Mushrooms are one thing I'm not messing with either. There just to hard to identify. I carry a foldout in my pack and have tried through study with other books and info, but to hell with it. Problem is I love the flavor, but survival and flavor don't go hand in hand I'd say. Definitely not, once my seasoning bottle runs dry in my BOB and I run out of peanut butter and bouillon cubes.


----------



## ApexPredator (Aug 17, 2013)

Well Id carry the wire no problem but I would sacrifice a lot to carry a single extra conibear Ive devoted space to 3 small ones and 2 large ones. I wish I knew how long they would last for sure but I think some trappers have used the same ones for 10-15 years


----------



## PaulS (Mar 11, 2013)

For small animals I like wire "loop" snares. There are no complicated triggers to fail and they are almost fool proof. I also like the "fish" traps for small animals. You basically build a "fence" on either side of the run with stakes long enough to go deep into the ground and still leave twice the height of your intended prey, leaving at least 12" to the run on either side. Weave in the rails through your stakes to add strength and keep the animal trapped. You build two "funnels", one on each end of the run, and then top it with a roof of woven sticks and bound to the rest of the trap or staked into the ground. The "funnels" have to have horizontal (parallel to the ground) tines (sharp sticks) that partially spring as the animal enters but are close enough to keep the animal from leaving. You do have to be more attentive to this type of trap because most rodents can chew their way out if given the time. The best part of this type of trap is that it can be scaled up or down for different game. Built properly you could use it to trap deer or even large bears.


----------



## BigCheeseStick (Aug 7, 2013)

50lb test Spider Wire is VERY VERY handy for trap making, trip lines, fishing obviously, and cordage applications in general. A 300' spool weigh next to nothing.

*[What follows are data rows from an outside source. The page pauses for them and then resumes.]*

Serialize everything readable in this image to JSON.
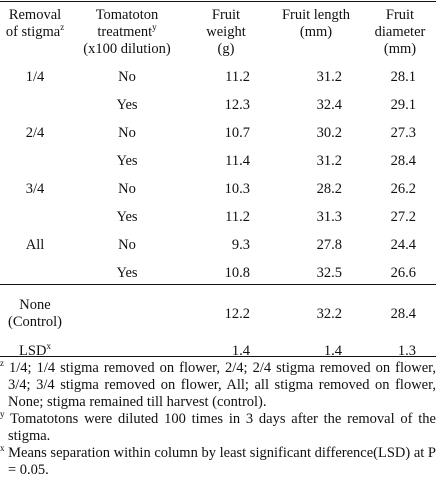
{
  "table": {
    "headers": {
      "removal_line1": "Removal",
      "removal_line2": "of stigma",
      "removal_mark": "z",
      "treat_line1": "Tomatoton",
      "treat_line2": "treatment",
      "treat_mark": "y",
      "treat_line3": "(x100 dilution)",
      "weight_line1": "Fruit",
      "weight_line2": "weight",
      "weight_line3": "(g)",
      "length_line1": "Fruit length",
      "length_line2": "(mm)",
      "diam_line1": "Fruit",
      "diam_line2": "diameter",
      "diam_line3": "(mm)"
    },
    "rows": [
      {
        "removal": "1/4",
        "treatment": "No",
        "weight": "11.2",
        "length": "31.2",
        "diameter": "28.1"
      },
      {
        "removal": "",
        "treatment": "Yes",
        "weight": "12.3",
        "length": "32.4",
        "diameter": "29.1"
      },
      {
        "removal": "2/4",
        "treatment": "No",
        "weight": "10.7",
        "length": "30.2",
        "diameter": "27.3"
      },
      {
        "removal": "",
        "treatment": "Yes",
        "weight": "11.4",
        "length": "31.2",
        "diameter": "28.4"
      },
      {
        "removal": "3/4",
        "treatment": "No",
        "weight": "10.3",
        "length": "28.2",
        "diameter": "26.2"
      },
      {
        "removal": "",
        "treatment": "Yes",
        "weight": "11.2",
        "length": "31.3",
        "diameter": "27.2"
      },
      {
        "removal": "All",
        "treatment": "No",
        "weight": "9.3",
        "length": "27.8",
        "diameter": "24.4"
      },
      {
        "removal": "",
        "treatment": "Yes",
        "weight": "10.8",
        "length": "32.5",
        "diameter": "26.6"
      }
    ],
    "control": {
      "label_line1": "None",
      "label_line2": "(Control)",
      "weight": "12.2",
      "length": "32.2",
      "diameter": "28.4"
    },
    "lsd": {
      "label": "LSD",
      "mark": "x",
      "weight": "1.4",
      "length": "1.4",
      "diameter": "1.3"
    }
  },
  "footnotes": [
    {
      "mark": "z",
      "text": " 1/4; 1/4 stigma removed on flower, 2/4; 2/4 stigma removed on flower, 3/4; 3/4 stigma removed on flower, All; all stigma removed on flower, None; stigma remained till harvest (control)."
    },
    {
      "mark": "y",
      "text": " Tomatotons were diluted 100 times in 3 days after the removal of the stigma."
    },
    {
      "mark": "x",
      "text": " Means separation within column by least significant difference(LSD) at P = 0.05."
    }
  ]
}
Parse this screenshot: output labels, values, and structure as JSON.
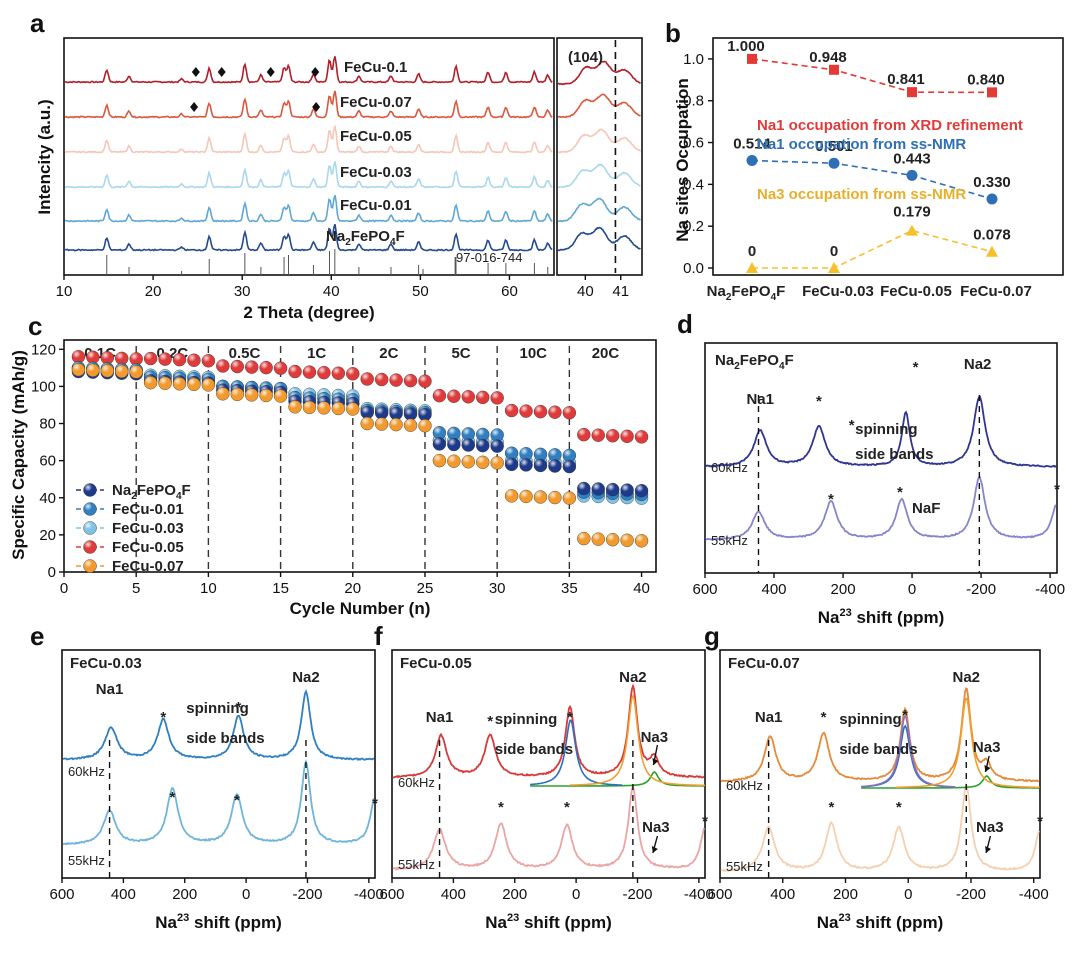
{
  "panels": {
    "a": "a",
    "b": "b",
    "c": "c",
    "d": "d",
    "e": "e",
    "f": "f",
    "g": "g"
  },
  "colors": {
    "nfpf": "#1e3a8a",
    "c001": "#2f7fc1",
    "c003": "#7ec3e6",
    "c005": "#e03b3b",
    "c007": "#f29a2e",
    "xrd": [
      "#b11f2a",
      "#d9583e",
      "#f7c6b8",
      "#a9d8ec",
      "#5fa8d3",
      "#244a8e"
    ],
    "d60": "#2f3590",
    "d55": "#8585cc",
    "e60": "#2f7fc1",
    "e55": "#6fb5d9",
    "f60": "#d63a3a",
    "f55": "#eaa5a5",
    "g60": "#e38b3a",
    "g55": "#f5d0b0",
    "fitBlue": "#2d6fc0",
    "fitOrange": "#f0a030",
    "fitGreen": "#2ca02c",
    "fitPurple": "#8a70c0"
  },
  "chart_data": [
    {
      "id": "a",
      "type": "line",
      "xlabel": "2 Theta (degree)",
      "ylabel": "Intencity (a.u.)",
      "xlim": [
        10,
        65
      ],
      "xticks": [
        10,
        20,
        30,
        40,
        50,
        60
      ],
      "series": [
        {
          "name": "FeCu-0.1"
        },
        {
          "name": "FeCu-0.07"
        },
        {
          "name": "FeCu-0.05"
        },
        {
          "name": "FeCu-0.03"
        },
        {
          "name": "FeCu-0.01"
        },
        {
          "name": "Na2FePO4F",
          "label_main": "Na",
          "label_sub1": "2",
          "label_mid": "FePO",
          "label_sub2": "4",
          "label_end": "F"
        }
      ],
      "peaks": [
        14.8,
        17.3,
        23.2,
        26.3,
        30.3,
        32.1,
        34.7,
        35.2,
        38.0,
        39.8,
        40.4,
        43.1,
        46.7,
        49.8,
        54.0,
        57.6,
        59.6,
        62.8,
        64.3
      ],
      "diamonds": [
        {
          "x": 24.8,
          "row": 0
        },
        {
          "x": 27.7,
          "row": 0
        },
        {
          "x": 33.2,
          "row": 0
        },
        {
          "x": 38.2,
          "row": 0
        },
        {
          "x": 24.6,
          "row": 1
        },
        {
          "x": 38.3,
          "row": 1
        }
      ],
      "ref_label": "97-016-744",
      "ref_sticks": [
        14.8,
        17.3,
        23.2,
        26.3,
        30.3,
        32.1,
        34.7,
        35.2,
        38.0,
        39.8,
        40.4,
        43.1,
        46.7,
        49.8,
        50.3,
        53.9,
        54.0,
        57.6,
        59.6,
        62.8,
        64.3
      ]
    },
    {
      "id": "a-inset",
      "type": "line",
      "xlim": [
        39.2,
        41.6
      ],
      "xticks": [
        "40",
        "41"
      ],
      "annotation": "(104)",
      "dashed_x": 40.85,
      "peaks": [
        39.9,
        40.4,
        41.1
      ]
    },
    {
      "id": "b",
      "type": "line",
      "ylabel": "Na sites Occupation",
      "ylim": [
        0,
        1.1
      ],
      "yticks": [
        "0.0",
        "0.2",
        "0.4",
        "0.6",
        "0.8",
        "1.0"
      ],
      "categories_main": [
        "Na",
        "FeCu-0.03",
        "FeCu-0.05",
        "FeCu-0.07"
      ],
      "cat0": {
        "main": "Na",
        "s1": "2",
        "mid": "FePO",
        "s2": "4",
        "end": "F"
      },
      "series": [
        {
          "name": "Na1 occupation from XRD refinement",
          "values": [
            1.0,
            0.948,
            0.841,
            0.84
          ],
          "labels": [
            "1.000",
            "0.948",
            "0.841",
            "0.840"
          ]
        },
        {
          "name": "Na1 occupation from ss-NMR",
          "values": [
            0.514,
            0.501,
            0.443,
            0.33
          ],
          "labels": [
            "0.514",
            "0.501",
            "0.443",
            "0.330"
          ]
        },
        {
          "name": "Na3 occupation from ss-NMR",
          "values": [
            0,
            0,
            0.179,
            0.078
          ],
          "labels": [
            "0",
            "0",
            "0.179",
            "0.078"
          ]
        }
      ]
    },
    {
      "id": "c",
      "type": "scatter",
      "xlabel": "Cycle Number (n)",
      "ylabel": "Specific Capacity (mAh/g)",
      "xlim": [
        0,
        41
      ],
      "ylim": [
        0,
        125
      ],
      "xticks": [
        "0",
        "5",
        "10",
        "15",
        "20",
        "25",
        "30",
        "35",
        "40"
      ],
      "yticks": [
        "0",
        "20",
        "40",
        "60",
        "80",
        "100",
        "120"
      ],
      "rates": [
        "0.1C",
        "0.2C",
        "0.5C",
        "1C",
        "2C",
        "5C",
        "10C",
        "20C"
      ],
      "legend": [
        "Na2FePO4F",
        "FeCu-0.01",
        "FeCu-0.03",
        "FeCu-0.05",
        "FeCu-0.07"
      ],
      "legend0": {
        "main": "Na",
        "s1": "2",
        "mid": "FePO",
        "s2": "4",
        "end": "F"
      },
      "series": [
        {
          "name": "FeCu-0.05",
          "segments": [
            116,
            115,
            111,
            108,
            104,
            95,
            87,
            74
          ]
        },
        {
          "name": "FeCu-0.03",
          "segments": [
            110,
            106,
            100,
            96,
            88,
            71,
            60,
            41
          ]
        },
        {
          "name": "FeCu-0.01",
          "segments": [
            110,
            105,
            100,
            94,
            87,
            75,
            64,
            43
          ]
        },
        {
          "name": "Na2FePO4F",
          "segments": [
            108,
            103,
            98,
            92,
            86,
            69,
            58,
            45
          ]
        },
        {
          "name": "FeCu-0.07",
          "segments": [
            109,
            102,
            96,
            89,
            80,
            60,
            41,
            18
          ]
        }
      ]
    },
    {
      "id": "d",
      "type": "line",
      "title_main": "Na",
      "title_sub1": "2",
      "title_mid": "FePO",
      "title_sub2": "4",
      "title_end": "F",
      "xlabel_main": "Na",
      "xlabel_sup": "23",
      "xlabel_end": " shift (ppm)",
      "xlim": [
        600,
        -420
      ],
      "xticks": [
        "600",
        "400",
        "200",
        "0",
        "-200",
        "-400"
      ],
      "traces": [
        {
          "name": "60kHz"
        },
        {
          "name": "55kHz"
        }
      ],
      "labels": {
        "na1": "Na1",
        "na2": "Na2",
        "ssb": "spinning",
        "ssb2": "side bands",
        "naf": "NaF",
        "star": "*"
      },
      "na1_ppm": 445,
      "na2_ppm": -195
    },
    {
      "id": "e",
      "type": "line",
      "title": "FeCu-0.03",
      "xlabel_main": "Na",
      "xlabel_sup": "23",
      "xlabel_end": " shift (ppm)",
      "xlim": [
        600,
        -420
      ],
      "xticks": [
        "600",
        "400",
        "200",
        "0",
        "-200",
        "-400"
      ],
      "traces": [
        {
          "name": "60kHz"
        },
        {
          "name": "55kHz"
        }
      ],
      "labels": {
        "na1": "Na1",
        "na2": "Na2",
        "ssb": "spinning",
        "ssb2": "side bands",
        "star": "*"
      }
    },
    {
      "id": "f",
      "type": "line",
      "title": "FeCu-0.05",
      "xlabel_main": "Na",
      "xlabel_sup": "23",
      "xlabel_end": " shift (ppm)",
      "xlim": [
        600,
        -420
      ],
      "xticks": [
        "600",
        "400",
        "200",
        "0",
        "-200",
        "-400"
      ],
      "traces": [
        {
          "name": "60kHz"
        },
        {
          "name": "55kHz"
        }
      ],
      "labels": {
        "na1": "Na1",
        "na2": "Na2",
        "na3": "Na3",
        "na3b": "Na3",
        "ssb": "spinning",
        "ssb2": "side bands",
        "star": "*"
      }
    },
    {
      "id": "g",
      "type": "line",
      "title": "FeCu-0.07",
      "xlabel_main": "Na",
      "xlabel_sup": "23",
      "xlabel_end": " shift (ppm)",
      "xlim": [
        600,
        -420
      ],
      "xticks": [
        "600",
        "400",
        "200",
        "0",
        "-200",
        "-400"
      ],
      "traces": [
        {
          "name": "60kHz"
        },
        {
          "name": "55kHz"
        }
      ],
      "labels": {
        "na1": "Na1",
        "na2": "Na2",
        "na3": "Na3",
        "na3b": "Na3",
        "ssb": "spinning",
        "ssb2": "side bands",
        "star": "*"
      }
    }
  ]
}
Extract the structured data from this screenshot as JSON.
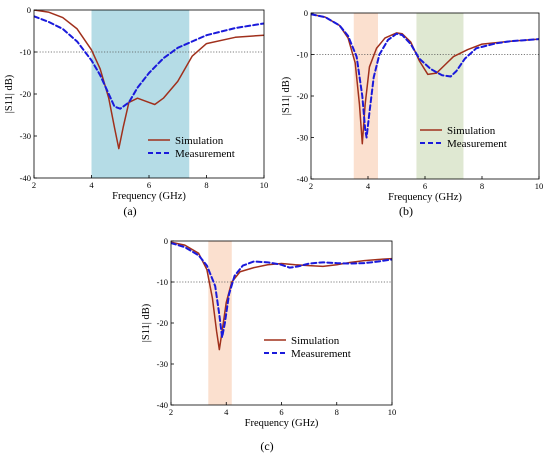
{
  "colors": {
    "simulation": "#a0301c",
    "measurement": "#1a1adb",
    "band_blue": "#b5dce6",
    "band_orange": "#fbe0cf",
    "band_green": "#dfe8d2",
    "ref_line": "#555555"
  },
  "chart_data": [
    {
      "type": "line",
      "panel_label": "(a)",
      "xlabel": "Frequency (GHz)",
      "ylabel": "|S11| dB)",
      "xlim": [
        2,
        10
      ],
      "ylim": [
        -40,
        0
      ],
      "xticks": [
        2,
        4,
        6,
        8,
        10
      ],
      "yticks": [
        0,
        -10,
        -20,
        -30,
        -40
      ],
      "xtick_labels": [
        "2",
        "4",
        "6",
        "8",
        "10"
      ],
      "ytick_labels": [
        "0",
        "-10",
        "-20",
        "-30",
        "-40"
      ],
      "reference_line_y": -10,
      "shaded_bands": [
        {
          "x": [
            4.0,
            7.4
          ],
          "color": "band_blue"
        }
      ],
      "legend": {
        "position": "bottom-right",
        "entries": [
          "Simulation",
          "Measurement"
        ]
      },
      "series": [
        {
          "name": "Simulation",
          "style": "solid",
          "x": [
            2,
            2.5,
            3,
            3.5,
            4,
            4.3,
            4.6,
            4.8,
            4.95,
            5.1,
            5.3,
            5.6,
            6.0,
            6.2,
            6.5,
            7.0,
            7.5,
            8,
            9,
            10
          ],
          "y": [
            0,
            -0.5,
            -1.8,
            -4.5,
            -9.5,
            -14,
            -21,
            -28,
            -33,
            -28,
            -22,
            -21,
            -22,
            -22.5,
            -21,
            -17,
            -11,
            -8,
            -6.5,
            -6
          ]
        },
        {
          "name": "Measurement",
          "style": "dashed",
          "x": [
            2,
            2.5,
            3,
            3.5,
            4,
            4.3,
            4.6,
            4.8,
            5.0,
            5.3,
            5.6,
            6.0,
            6.5,
            7,
            7.5,
            8,
            9,
            10
          ],
          "y": [
            -1.5,
            -2.8,
            -4.5,
            -7.5,
            -12,
            -15.5,
            -20,
            -23,
            -23.5,
            -22,
            -18.5,
            -15,
            -11.5,
            -9,
            -7.5,
            -6,
            -4.3,
            -3.2
          ]
        }
      ]
    },
    {
      "type": "line",
      "panel_label": "(b)",
      "xlabel": "Frequency (GHz)",
      "ylabel": "|S11| dB)",
      "xlim": [
        2,
        10
      ],
      "ylim": [
        -40,
        0
      ],
      "xticks": [
        2,
        4,
        6,
        8,
        10
      ],
      "yticks": [
        0,
        -10,
        -20,
        -30,
        -40
      ],
      "xtick_labels": [
        "2",
        "4",
        "6",
        "8",
        "10"
      ],
      "ytick_labels": [
        "0",
        "-10",
        "-20",
        "-30",
        "-40"
      ],
      "reference_line_y": -10,
      "shaded_bands": [
        {
          "x": [
            3.5,
            4.35
          ],
          "color": "band_orange"
        },
        {
          "x": [
            5.7,
            7.35
          ],
          "color": "band_green"
        }
      ],
      "legend": {
        "position": "bottom-right",
        "entries": [
          "Simulation",
          "Measurement"
        ]
      },
      "series": [
        {
          "name": "Simulation",
          "style": "solid",
          "x": [
            2,
            2.5,
            3,
            3.3,
            3.55,
            3.7,
            3.8,
            3.9,
            4.05,
            4.3,
            4.6,
            5.0,
            5.2,
            5.5,
            5.8,
            6.1,
            6.4,
            6.7,
            7,
            7.5,
            8,
            9,
            10
          ],
          "y": [
            -0.3,
            -1,
            -3,
            -6,
            -12,
            -22,
            -31.5,
            -22,
            -13,
            -8.5,
            -6,
            -4.8,
            -5,
            -7,
            -11.5,
            -14.8,
            -14.5,
            -12.5,
            -10.5,
            -8.8,
            -7.5,
            -6.8,
            -6.3
          ]
        },
        {
          "name": "Measurement",
          "style": "dashed",
          "x": [
            2,
            2.5,
            3,
            3.3,
            3.6,
            3.8,
            3.9,
            3.95,
            4.05,
            4.2,
            4.4,
            4.7,
            5.0,
            5.2,
            5.5,
            5.8,
            6.2,
            6.6,
            6.9,
            7.1,
            7.4,
            7.8,
            8.5,
            9,
            10
          ],
          "y": [
            -0.3,
            -1,
            -3,
            -5.5,
            -10.5,
            -20,
            -28,
            -30,
            -24,
            -15.5,
            -10,
            -6.5,
            -5,
            -5.3,
            -7.5,
            -11,
            -13.5,
            -15,
            -15.3,
            -14,
            -11,
            -8.5,
            -7.3,
            -6.8,
            -6.3
          ]
        }
      ]
    },
    {
      "type": "line",
      "panel_label": "(c)",
      "xlabel": "Frequency (GHz)",
      "ylabel": "|S11| dB)",
      "xlim": [
        2,
        10
      ],
      "ylim": [
        -40,
        0
      ],
      "xticks": [
        2,
        4,
        6,
        8,
        10
      ],
      "yticks": [
        0,
        -10,
        -20,
        -30,
        -40
      ],
      "xtick_labels": [
        "2",
        "4",
        "6",
        "8",
        "10"
      ],
      "ytick_labels": [
        "0",
        "-10",
        "-20",
        "-30",
        "-40"
      ],
      "reference_line_y": -10,
      "shaded_bands": [
        {
          "x": [
            3.35,
            4.2
          ],
          "color": "band_orange"
        }
      ],
      "legend": {
        "position": "bottom-right",
        "entries": [
          "Simulation",
          "Measurement"
        ]
      },
      "series": [
        {
          "name": "Simulation",
          "style": "solid",
          "x": [
            2,
            2.5,
            3,
            3.3,
            3.5,
            3.65,
            3.75,
            3.85,
            4.0,
            4.2,
            4.5,
            5,
            5.5,
            6,
            6.5,
            7,
            7.5,
            8,
            8.5,
            9,
            9.5,
            10
          ],
          "y": [
            -0.3,
            -1,
            -3,
            -7,
            -14,
            -22,
            -26.5,
            -22,
            -15,
            -10,
            -7.5,
            -6.5,
            -5.8,
            -5.5,
            -5.8,
            -6,
            -6.2,
            -5.8,
            -5.2,
            -4.8,
            -4.5,
            -4.3
          ]
        },
        {
          "name": "Measurement",
          "style": "dashed",
          "x": [
            2,
            2.5,
            3,
            3.3,
            3.6,
            3.75,
            3.85,
            3.95,
            4.1,
            4.3,
            4.6,
            5,
            5.5,
            6,
            6.3,
            6.6,
            7,
            7.5,
            8,
            8.5,
            9,
            9.5,
            10
          ],
          "y": [
            -0.5,
            -1.5,
            -3.5,
            -6,
            -11,
            -18,
            -23.5,
            -20,
            -13,
            -8.5,
            -6,
            -5,
            -5.2,
            -5.8,
            -6.5,
            -6.2,
            -5.5,
            -5.2,
            -5.4,
            -5.5,
            -5.4,
            -5,
            -4.5
          ]
        }
      ]
    }
  ]
}
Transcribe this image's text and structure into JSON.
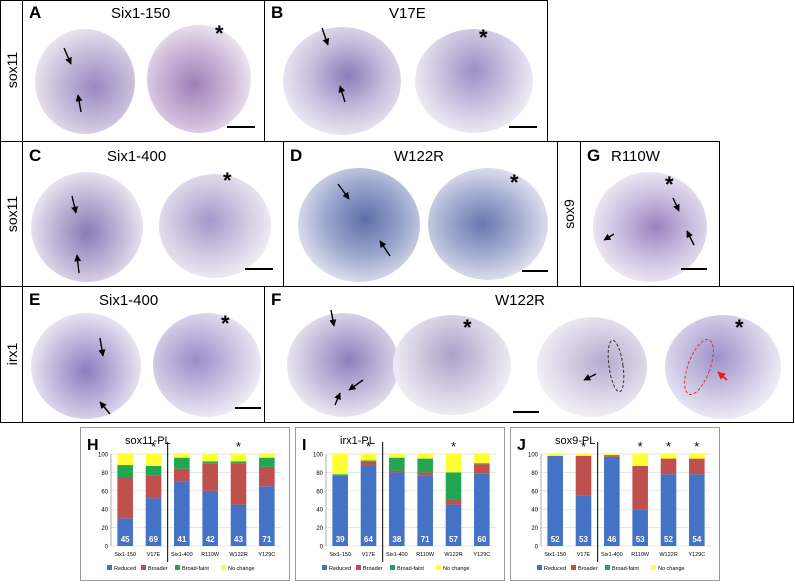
{
  "panels": {
    "A": {
      "letter": "A",
      "title": "Six1-150"
    },
    "B": {
      "letter": "B",
      "title": "V17E"
    },
    "C": {
      "letter": "C",
      "title": "Six1-400"
    },
    "D": {
      "letter": "D",
      "title": "W122R"
    },
    "G": {
      "letter": "G",
      "title": "R110W"
    },
    "E": {
      "letter": "E",
      "title": "Six1-400"
    },
    "F": {
      "letter": "F",
      "title": "W122R"
    }
  },
  "row_labels": {
    "row1": "sox11",
    "row2": "sox11",
    "row3": "irx1",
    "G": "sox9"
  },
  "star": "*",
  "legend": {
    "items": [
      {
        "label": "Reduced",
        "color": "#4472c4"
      },
      {
        "label": "Broader",
        "color": "#c0504d"
      },
      {
        "label": "Broad-faint",
        "color": "#22a654"
      },
      {
        "label": "No change",
        "color": "#ffff33"
      }
    ]
  },
  "chart_data": [
    {
      "type": "bar",
      "letter": "H",
      "title": "sox11-PL",
      "categories": [
        "Six1-150",
        "V17E",
        "Six1-400",
        "R110W",
        "W122R",
        "Y129C"
      ],
      "ylim": [
        0,
        100
      ],
      "yticks": [
        "0",
        "20",
        "40",
        "60",
        "80",
        "100"
      ],
      "counts": [
        "45",
        "69",
        "41",
        "42",
        "43",
        "71"
      ],
      "stars": [
        "",
        "*",
        "",
        "",
        "*",
        ""
      ],
      "series": [
        {
          "name": "Reduced",
          "values": [
            30,
            52,
            70,
            60,
            45,
            65
          ]
        },
        {
          "name": "Broader",
          "values": [
            45,
            25,
            14,
            30,
            45,
            21
          ]
        },
        {
          "name": "Broad-faint",
          "values": [
            13,
            10,
            12,
            2,
            2,
            10
          ]
        },
        {
          "name": "No change",
          "values": [
            12,
            13,
            4,
            8,
            8,
            4
          ]
        }
      ]
    },
    {
      "type": "bar",
      "letter": "I",
      "title": "irx1-PL",
      "categories": [
        "Six1-150",
        "V17E",
        "Six1-400",
        "R110W",
        "W122R",
        "Y129C"
      ],
      "ylim": [
        0,
        100
      ],
      "yticks": [
        "0",
        "20",
        "40",
        "60",
        "80",
        "100"
      ],
      "counts": [
        "39",
        "64",
        "38",
        "71",
        "57",
        "60"
      ],
      "stars": [
        "",
        "*",
        "",
        "",
        "*",
        ""
      ],
      "series": [
        {
          "name": "Reduced",
          "values": [
            77,
            87,
            80,
            77,
            45,
            79
          ]
        },
        {
          "name": "Broader",
          "values": [
            0,
            5,
            2,
            3,
            6,
            10
          ]
        },
        {
          "name": "Broad-faint",
          "values": [
            1,
            1,
            14,
            15,
            29,
            1
          ]
        },
        {
          "name": "No change",
          "values": [
            22,
            7,
            4,
            5,
            20,
            10
          ]
        }
      ]
    },
    {
      "type": "bar",
      "letter": "J",
      "title": "sox9-PL",
      "categories": [
        "Six1-150",
        "V17E",
        "Six1-400",
        "R110W",
        "W122R",
        "Y129C"
      ],
      "ylim": [
        0,
        100
      ],
      "yticks": [
        "0",
        "20",
        "40",
        "60",
        "80",
        "100"
      ],
      "counts": [
        "52",
        "53",
        "46",
        "53",
        "52",
        "54"
      ],
      "stars": [
        "",
        "*",
        "",
        "*",
        "*",
        "*"
      ],
      "series": [
        {
          "name": "Reduced",
          "values": [
            98,
            55,
            97,
            40,
            78,
            78
          ]
        },
        {
          "name": "Broader",
          "values": [
            0,
            43,
            1,
            47,
            17,
            17
          ]
        },
        {
          "name": "Broad-faint",
          "values": [
            0,
            0,
            1,
            0,
            0,
            0
          ]
        },
        {
          "name": "No change",
          "values": [
            2,
            2,
            1,
            13,
            5,
            5
          ]
        }
      ]
    }
  ]
}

First thing I put in when building a new BOB.
View attachment 2809


Even sharp wild critter teeth have a hard time biting through it.


----------



## Smitty901 (Nov 16, 2012)

Army training manuals are for the most part public record you can download the Survival manuals they are found broken down into regions.
If you can find them there flash cards are a great way to learn what is good what is not.


----------



## Fuzzee (Nov 20, 2012)

BigCheeseStick said:


> 50lb test Spider Wire is VERY VERY handy for trap making, trip lines, fishing obviously, and cordage applications in general. A 300' spool weigh next to nothing.
> 
> First thing I put in when building a new BOB.
> View attachment 2809
> ...


I like that thought. And I'm sorry I didn't think of it. I use Spider Wire for fishing and it is tough line. I'm going to look into it.


----------



## Smitty901 (Nov 16, 2012)

Around here hunting Morel mushrooms is a long practiced skill. Darn near a religion for some. Not sure it they are worth eating or not but they can wake up a boring meal.
Plenty of wild raspberry,apples, hickory nuts at least till winter .


----------



## BigCheeseStick (Aug 7, 2013)

Smitty901 said:


> Around here hunting Morel mushrooms is a long practiced skill. Darn near a religion for some. Not sure it they are worth eating or not but they can wake up a boring meal.
> Plenty of wild raspberry,apples, hickory nuts at least till winter .


GOTTA be Michigan.  We had a dog that would dig up Morels for some reason when we lived there. :/ If I'm right about MI, don't forget the cherries and potato fields up north.


----------



## roy (May 25, 2013)

The young prickly pear catch pads are eaten (napolitos), mostly during lent by the Mexican locals. They have little nutritional value. The prickly pear tuna are good but only come off for a short period. Any catcus tuna are good.


----------